Musk’s own business strategy, in fact, points to this conclusion. The same figure who envisions a world of fading scarcity is building and financing some of the most capital-intensive enterprises ever created. These firms depend on scarce inputs: energy, specialized labor, advanced semiconductors, and massive infrastructure. Capital markets exist precisely to allocate those scarce resources based on expectations of future returns.
If abundance were truly imminent and complete, the logic of valuation itself would begin to erode. Investors purchase claims on future profits. A world in which goods and services are universally abundant and prices broadly collapse is one in which sustaining those profits becomes far more difficult. The persistence of large-scale investment, valuation, and competition suggests that scarcity, while shifting, is not disappearing.

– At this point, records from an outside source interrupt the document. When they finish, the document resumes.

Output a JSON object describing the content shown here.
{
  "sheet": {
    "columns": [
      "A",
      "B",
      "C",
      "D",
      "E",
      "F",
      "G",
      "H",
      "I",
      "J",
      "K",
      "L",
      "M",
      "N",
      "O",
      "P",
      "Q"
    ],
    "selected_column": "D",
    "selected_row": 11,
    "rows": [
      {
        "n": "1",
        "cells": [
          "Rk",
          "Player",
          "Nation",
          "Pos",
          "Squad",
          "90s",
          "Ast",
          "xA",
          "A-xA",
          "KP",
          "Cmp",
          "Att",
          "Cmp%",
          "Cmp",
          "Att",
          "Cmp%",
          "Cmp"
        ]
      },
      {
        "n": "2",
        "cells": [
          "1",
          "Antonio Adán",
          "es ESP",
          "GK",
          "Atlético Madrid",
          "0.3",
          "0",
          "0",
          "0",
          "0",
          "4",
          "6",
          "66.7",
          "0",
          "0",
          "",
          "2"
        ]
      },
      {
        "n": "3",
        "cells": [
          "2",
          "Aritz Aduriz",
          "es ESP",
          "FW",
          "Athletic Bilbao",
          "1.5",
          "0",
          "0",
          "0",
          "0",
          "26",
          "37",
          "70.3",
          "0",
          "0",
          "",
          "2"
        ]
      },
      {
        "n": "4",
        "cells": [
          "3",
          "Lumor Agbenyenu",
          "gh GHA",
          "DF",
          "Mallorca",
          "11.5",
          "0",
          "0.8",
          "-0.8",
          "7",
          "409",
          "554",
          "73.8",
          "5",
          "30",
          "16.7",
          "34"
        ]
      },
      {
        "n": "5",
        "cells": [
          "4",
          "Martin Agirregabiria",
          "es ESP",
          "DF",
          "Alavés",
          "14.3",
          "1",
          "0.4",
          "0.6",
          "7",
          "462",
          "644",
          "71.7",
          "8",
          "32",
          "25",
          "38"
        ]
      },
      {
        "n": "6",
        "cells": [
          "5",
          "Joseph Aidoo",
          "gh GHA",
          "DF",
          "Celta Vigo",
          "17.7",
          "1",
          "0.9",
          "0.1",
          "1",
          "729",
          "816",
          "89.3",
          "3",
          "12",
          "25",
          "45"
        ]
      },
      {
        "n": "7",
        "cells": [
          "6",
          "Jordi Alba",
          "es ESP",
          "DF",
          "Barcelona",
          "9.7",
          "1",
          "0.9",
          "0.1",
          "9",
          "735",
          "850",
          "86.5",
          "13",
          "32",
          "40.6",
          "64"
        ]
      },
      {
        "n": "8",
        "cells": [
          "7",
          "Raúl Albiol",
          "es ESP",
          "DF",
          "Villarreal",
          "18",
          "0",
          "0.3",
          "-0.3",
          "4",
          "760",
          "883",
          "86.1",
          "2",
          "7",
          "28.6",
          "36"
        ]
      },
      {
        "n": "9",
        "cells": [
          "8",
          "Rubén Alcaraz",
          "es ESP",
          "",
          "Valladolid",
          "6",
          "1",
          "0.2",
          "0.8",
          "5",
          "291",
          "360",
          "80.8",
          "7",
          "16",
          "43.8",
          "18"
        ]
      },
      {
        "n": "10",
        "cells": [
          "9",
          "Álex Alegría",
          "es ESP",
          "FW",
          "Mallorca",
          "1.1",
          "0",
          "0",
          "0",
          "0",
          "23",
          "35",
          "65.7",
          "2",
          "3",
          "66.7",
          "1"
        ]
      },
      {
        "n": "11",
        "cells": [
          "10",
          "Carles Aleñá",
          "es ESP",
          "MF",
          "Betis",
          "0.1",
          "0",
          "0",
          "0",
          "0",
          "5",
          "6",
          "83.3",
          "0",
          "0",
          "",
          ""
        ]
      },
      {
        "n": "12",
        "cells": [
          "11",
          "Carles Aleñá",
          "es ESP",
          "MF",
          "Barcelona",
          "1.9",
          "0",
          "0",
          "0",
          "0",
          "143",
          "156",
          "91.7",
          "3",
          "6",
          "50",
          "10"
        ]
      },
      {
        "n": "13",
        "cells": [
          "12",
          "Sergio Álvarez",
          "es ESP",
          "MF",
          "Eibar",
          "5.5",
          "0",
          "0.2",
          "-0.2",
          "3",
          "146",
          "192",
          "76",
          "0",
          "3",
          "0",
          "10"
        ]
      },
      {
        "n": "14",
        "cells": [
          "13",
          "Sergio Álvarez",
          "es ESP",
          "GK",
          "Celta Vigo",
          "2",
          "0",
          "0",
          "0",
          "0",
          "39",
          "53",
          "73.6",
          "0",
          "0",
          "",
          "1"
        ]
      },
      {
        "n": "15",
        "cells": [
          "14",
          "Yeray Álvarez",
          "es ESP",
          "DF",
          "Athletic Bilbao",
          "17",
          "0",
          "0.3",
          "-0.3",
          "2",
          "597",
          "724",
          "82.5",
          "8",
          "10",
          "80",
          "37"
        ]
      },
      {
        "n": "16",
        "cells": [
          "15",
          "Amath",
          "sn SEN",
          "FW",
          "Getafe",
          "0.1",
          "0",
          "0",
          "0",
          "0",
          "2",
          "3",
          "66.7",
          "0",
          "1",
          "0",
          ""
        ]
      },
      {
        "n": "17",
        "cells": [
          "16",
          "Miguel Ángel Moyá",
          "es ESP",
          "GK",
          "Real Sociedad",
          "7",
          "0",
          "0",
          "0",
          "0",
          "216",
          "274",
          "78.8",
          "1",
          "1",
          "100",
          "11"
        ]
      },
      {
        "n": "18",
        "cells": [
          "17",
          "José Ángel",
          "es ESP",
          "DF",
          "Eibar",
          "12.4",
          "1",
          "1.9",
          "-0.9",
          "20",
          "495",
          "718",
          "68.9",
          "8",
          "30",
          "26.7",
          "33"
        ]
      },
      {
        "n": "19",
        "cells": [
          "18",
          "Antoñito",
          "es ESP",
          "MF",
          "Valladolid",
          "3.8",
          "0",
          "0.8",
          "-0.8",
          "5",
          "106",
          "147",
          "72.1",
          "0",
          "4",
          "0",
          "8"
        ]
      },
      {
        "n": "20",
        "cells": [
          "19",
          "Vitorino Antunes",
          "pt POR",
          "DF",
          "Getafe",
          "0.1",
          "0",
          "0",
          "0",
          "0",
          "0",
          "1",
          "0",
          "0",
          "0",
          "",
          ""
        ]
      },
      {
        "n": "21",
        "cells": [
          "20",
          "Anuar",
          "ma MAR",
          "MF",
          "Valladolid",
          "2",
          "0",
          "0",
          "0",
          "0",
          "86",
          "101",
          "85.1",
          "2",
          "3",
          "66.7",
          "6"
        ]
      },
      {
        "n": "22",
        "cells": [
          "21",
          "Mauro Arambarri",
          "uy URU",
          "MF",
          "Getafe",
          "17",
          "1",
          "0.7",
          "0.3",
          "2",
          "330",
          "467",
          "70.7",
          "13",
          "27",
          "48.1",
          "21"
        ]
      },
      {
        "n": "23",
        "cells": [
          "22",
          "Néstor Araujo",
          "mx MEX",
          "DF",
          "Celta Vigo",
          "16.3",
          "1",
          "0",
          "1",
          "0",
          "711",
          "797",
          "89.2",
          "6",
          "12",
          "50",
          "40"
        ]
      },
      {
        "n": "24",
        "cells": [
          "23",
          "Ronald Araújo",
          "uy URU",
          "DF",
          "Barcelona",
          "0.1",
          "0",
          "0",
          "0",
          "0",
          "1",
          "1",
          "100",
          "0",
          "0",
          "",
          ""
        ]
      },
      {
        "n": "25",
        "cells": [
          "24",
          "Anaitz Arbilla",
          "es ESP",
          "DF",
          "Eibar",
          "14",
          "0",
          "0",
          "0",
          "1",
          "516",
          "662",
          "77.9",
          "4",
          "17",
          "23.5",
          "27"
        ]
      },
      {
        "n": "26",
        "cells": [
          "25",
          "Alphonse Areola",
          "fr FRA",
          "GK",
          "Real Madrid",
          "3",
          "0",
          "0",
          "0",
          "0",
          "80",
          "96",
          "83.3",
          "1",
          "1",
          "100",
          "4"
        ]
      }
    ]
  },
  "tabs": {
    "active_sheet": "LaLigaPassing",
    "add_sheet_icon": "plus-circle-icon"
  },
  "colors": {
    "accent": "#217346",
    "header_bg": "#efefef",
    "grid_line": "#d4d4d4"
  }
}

The more coherent interpretation of the AI future is therefore not one of total abundance, but of uneven and evolving constraints. Some goods will become dramatically cheaper. Other goods, and many services, are likely to become more valuable precisely because they cannot be replicated at scale. Bottlenecks will emerge in new places; indeed, they are already starting to: in energy grids, data infrastructure, regulatory systems, human expertise. In that environment, money does not lose relevance. It follows scarcity wherever it appears.
The appeal of the post-scarcity narrative is understandable. It offers a vision in which economic tensions dissolve, and policy becomes a matter of distribution rather than discipline. But that vision rests on assumptions that collapse under closer inspection. Technology can expand the frontier of what is possible and available. It does not eliminate the need to choose among possibilities and evaluate trade-offs. It does not erase the importance of how resources are allocated, how incentives are structured, or how information is conveyed through prices. If anything, the arrival of powerful new technologies makes sound economics more important — not less.